Cambadélis parle de « construire le commun », ce qui, au passage, montre qu’il est bien un disciple du constructivisme, comme si le « commun » pouvait être construit (à coup de propagande, j’imagine), comme si le « commun » n’était pas un fait constatable.
Mais ce « commun », à gauche, dans les mots de l’idéologie dominante, dans le Marxisme, c’est celui de l’avoir, non celui de l’être.
@Joe Chip On sait que les catholiques anti-maçons ont pu trouver refuge en Angleterre, où ils ont été accueillis par... des maçons.
Qui connaît l’histoire des guerres de Vendée sait que l’intervention Anglaise y est une succession de trahisons. L’armée catholique et Royale s’est lancée dans des expéditions fort de la promesse anglaise de débarquer. Au siège de Granville, par exemple. Mais les Anglais ne tinrent pas leur promesse.
La bourgeoisie (ceux qui dirigeaient les communes) n’était pas particulièrement économique en France, mais... juridique et bureaucratique. Et la faune qui arpente l’assemblée nationale n’a guère changé depuis...
@Bainville Voyons, voyons, Robespierre était clairement issu de la Noblesse de Robe (c’était un bourgeois). C’est même écrit sur l’étiquette : Robespierre.
Les états généraux consistaient à réunir les représentants des trois genres de territoire existants dans le royaume de France : les fiefs nobiliaires, dirigés par un homme de la noblesse militaire, les fiefs ecclésiastiques, dirigés par un prêtre ou un abbé, et les fiefs bourgeois (communes, villes franches). Or ces fiefs bourgeois étaient dirigés, un peu comme aujourd’hui, par des personnalités d’importance, en cheville avec l’administration, généralement membre de la noblesse de Robe : juristes, avocats, professeurs de fac, procureur, sénéchal,...etc.

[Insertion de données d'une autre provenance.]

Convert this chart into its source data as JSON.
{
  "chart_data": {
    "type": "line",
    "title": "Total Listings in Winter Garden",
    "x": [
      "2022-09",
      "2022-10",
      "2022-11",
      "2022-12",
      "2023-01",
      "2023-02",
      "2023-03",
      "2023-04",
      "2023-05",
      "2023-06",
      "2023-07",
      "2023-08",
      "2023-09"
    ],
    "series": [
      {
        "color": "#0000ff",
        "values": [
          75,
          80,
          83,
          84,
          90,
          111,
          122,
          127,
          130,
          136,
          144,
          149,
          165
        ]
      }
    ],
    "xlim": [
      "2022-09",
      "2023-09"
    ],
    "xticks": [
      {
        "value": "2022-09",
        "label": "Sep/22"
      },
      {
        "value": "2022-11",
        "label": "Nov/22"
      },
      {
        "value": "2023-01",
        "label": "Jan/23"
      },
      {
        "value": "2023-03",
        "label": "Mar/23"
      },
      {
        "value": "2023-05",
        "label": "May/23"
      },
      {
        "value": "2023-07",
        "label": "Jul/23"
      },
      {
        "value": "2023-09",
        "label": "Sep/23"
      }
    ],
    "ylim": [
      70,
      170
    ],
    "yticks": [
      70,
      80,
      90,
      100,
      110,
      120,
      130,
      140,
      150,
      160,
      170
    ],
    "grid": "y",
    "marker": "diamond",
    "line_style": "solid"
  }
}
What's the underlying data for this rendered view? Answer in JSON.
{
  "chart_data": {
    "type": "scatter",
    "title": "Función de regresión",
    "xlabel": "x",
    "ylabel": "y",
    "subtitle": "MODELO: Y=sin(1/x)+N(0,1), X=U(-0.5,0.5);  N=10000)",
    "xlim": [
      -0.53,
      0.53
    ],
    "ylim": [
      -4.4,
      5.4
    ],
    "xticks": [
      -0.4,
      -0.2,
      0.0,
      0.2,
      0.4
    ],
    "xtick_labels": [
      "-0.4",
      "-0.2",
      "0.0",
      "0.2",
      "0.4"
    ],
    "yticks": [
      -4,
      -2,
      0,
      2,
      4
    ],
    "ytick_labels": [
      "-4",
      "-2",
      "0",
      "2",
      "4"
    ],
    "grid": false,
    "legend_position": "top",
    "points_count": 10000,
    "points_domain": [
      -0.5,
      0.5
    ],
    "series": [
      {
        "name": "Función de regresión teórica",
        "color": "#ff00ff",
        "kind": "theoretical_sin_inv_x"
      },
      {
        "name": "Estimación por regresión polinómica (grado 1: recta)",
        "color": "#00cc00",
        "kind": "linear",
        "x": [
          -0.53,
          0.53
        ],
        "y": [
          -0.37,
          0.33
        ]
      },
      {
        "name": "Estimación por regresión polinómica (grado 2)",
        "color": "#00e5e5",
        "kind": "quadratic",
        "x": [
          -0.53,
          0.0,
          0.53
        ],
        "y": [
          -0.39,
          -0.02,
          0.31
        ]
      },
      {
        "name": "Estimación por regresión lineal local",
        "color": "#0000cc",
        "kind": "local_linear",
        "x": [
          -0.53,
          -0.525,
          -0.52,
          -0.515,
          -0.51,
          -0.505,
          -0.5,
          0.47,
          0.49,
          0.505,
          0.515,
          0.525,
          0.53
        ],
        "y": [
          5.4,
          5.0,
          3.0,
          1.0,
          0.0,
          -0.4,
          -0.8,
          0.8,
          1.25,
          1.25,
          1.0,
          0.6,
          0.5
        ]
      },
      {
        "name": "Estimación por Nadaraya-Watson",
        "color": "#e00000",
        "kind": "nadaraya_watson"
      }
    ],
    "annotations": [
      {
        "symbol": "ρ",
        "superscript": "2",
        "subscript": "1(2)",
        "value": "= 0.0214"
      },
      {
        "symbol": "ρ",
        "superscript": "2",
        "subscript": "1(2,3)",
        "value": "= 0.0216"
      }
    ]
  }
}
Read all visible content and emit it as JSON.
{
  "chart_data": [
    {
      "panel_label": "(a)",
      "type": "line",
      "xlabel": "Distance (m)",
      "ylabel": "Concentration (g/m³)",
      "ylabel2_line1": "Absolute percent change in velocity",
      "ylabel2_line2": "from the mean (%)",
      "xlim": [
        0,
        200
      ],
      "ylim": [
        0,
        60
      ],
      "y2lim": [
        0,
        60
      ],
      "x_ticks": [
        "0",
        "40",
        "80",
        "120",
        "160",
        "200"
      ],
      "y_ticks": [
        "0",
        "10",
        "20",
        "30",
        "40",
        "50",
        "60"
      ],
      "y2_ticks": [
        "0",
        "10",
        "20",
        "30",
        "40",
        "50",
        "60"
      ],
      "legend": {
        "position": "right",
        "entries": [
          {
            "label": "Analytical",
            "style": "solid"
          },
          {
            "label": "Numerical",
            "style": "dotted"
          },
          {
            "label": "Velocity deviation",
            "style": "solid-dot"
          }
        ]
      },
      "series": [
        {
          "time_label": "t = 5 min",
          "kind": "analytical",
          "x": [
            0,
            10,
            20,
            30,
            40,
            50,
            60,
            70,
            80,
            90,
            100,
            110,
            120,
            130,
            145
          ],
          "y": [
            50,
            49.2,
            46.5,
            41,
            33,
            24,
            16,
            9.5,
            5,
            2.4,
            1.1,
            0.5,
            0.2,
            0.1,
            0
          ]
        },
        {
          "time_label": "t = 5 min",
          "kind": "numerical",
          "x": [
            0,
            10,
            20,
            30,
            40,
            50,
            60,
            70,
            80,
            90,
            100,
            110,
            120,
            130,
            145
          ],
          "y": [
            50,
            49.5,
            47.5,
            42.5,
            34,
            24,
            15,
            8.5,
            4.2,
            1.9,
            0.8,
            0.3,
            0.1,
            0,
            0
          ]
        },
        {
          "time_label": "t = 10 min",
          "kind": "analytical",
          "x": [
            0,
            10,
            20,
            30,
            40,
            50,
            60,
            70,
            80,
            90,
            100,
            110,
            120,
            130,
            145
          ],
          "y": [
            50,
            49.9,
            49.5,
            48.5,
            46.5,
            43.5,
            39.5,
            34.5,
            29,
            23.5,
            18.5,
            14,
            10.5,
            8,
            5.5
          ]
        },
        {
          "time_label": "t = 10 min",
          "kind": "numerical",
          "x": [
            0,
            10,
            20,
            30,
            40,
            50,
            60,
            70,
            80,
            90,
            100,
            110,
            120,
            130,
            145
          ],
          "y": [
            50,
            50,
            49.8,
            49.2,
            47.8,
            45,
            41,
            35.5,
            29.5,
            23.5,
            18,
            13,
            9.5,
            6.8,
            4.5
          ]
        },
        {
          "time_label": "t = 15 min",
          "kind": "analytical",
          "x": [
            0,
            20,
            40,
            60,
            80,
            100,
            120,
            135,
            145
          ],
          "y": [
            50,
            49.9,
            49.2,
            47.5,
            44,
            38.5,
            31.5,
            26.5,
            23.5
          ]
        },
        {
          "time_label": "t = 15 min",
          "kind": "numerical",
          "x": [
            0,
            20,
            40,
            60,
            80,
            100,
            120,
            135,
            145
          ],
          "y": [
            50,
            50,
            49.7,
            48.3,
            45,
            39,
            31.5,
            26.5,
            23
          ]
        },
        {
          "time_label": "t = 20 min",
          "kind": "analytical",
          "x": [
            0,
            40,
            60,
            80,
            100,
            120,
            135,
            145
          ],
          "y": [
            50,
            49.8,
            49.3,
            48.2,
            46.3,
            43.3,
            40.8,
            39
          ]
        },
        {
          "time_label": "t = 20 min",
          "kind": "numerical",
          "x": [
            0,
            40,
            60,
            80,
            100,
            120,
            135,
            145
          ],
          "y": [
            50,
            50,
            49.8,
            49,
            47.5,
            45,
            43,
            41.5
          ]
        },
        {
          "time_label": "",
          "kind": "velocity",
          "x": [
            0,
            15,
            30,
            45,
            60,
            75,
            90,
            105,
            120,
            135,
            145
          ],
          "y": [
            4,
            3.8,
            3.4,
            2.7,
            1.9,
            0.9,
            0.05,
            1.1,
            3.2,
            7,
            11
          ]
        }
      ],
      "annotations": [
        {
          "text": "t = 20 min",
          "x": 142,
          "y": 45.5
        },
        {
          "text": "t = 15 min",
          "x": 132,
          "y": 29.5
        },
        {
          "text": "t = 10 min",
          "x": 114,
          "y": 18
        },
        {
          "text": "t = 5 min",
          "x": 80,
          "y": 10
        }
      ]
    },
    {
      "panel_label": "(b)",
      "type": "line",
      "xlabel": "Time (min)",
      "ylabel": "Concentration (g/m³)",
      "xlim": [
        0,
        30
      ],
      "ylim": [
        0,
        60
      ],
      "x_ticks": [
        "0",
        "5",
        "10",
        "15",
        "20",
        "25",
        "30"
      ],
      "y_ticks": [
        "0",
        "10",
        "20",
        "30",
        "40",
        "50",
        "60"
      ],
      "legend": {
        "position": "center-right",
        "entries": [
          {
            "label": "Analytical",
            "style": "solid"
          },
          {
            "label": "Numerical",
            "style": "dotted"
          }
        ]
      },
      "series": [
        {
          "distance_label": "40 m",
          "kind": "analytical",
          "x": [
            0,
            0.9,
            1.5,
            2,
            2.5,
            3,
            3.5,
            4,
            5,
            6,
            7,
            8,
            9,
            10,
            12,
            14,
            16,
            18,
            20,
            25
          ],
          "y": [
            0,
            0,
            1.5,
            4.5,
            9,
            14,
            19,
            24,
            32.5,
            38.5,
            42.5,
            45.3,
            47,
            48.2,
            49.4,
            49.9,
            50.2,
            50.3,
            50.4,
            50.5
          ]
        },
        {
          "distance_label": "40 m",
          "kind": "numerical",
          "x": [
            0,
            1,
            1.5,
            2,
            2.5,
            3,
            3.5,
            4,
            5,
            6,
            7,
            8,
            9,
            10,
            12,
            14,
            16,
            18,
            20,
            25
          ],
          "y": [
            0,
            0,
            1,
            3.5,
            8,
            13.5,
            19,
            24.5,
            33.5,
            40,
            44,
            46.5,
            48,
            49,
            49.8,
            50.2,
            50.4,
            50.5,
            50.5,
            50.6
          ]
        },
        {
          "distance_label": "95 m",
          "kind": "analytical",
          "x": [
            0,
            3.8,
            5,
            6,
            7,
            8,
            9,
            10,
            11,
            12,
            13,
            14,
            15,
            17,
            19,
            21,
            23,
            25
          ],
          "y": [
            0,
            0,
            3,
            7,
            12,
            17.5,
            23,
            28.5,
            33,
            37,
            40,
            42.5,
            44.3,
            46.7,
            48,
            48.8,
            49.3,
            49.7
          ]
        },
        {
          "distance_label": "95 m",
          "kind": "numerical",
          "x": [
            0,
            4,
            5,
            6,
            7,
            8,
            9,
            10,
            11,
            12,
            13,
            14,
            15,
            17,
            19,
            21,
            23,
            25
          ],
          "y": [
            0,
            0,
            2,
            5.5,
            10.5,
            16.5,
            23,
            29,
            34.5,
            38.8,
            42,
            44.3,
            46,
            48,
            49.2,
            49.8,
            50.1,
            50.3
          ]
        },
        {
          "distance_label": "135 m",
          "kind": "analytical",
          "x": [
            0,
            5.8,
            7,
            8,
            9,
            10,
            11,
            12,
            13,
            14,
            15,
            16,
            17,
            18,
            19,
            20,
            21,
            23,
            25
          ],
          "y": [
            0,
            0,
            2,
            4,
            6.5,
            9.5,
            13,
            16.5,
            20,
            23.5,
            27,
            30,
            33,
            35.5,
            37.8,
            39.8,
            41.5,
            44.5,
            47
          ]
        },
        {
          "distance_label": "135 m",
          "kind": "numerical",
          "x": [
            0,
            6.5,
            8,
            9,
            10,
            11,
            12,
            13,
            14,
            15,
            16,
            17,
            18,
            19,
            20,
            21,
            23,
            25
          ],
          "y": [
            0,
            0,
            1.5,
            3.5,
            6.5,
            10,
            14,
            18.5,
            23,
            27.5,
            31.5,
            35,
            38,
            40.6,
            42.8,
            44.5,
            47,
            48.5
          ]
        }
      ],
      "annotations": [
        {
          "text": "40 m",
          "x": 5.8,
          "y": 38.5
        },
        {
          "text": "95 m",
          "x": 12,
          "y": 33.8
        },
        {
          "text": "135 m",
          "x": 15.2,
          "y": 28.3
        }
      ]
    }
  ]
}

Bon, je n’ai pas fait le tour de toutes les villes. Mais dans ma ville, pour laquelle j’ai eu accès à certains documents historiques, c’était ainsi. J’ai un ouvrage qui parle carrément de la dérive oligarchique communale, ceci, dès le XVe...
Quoiqu’il en soit, il suffit de regarder la liste des représentants du Tiers-États aux états généraux, puis de considérer leurs métiers. Alors tout est très clair : l’ultra-majorité des représentants du Tiers-état sont des membres de la noblesse de Robe.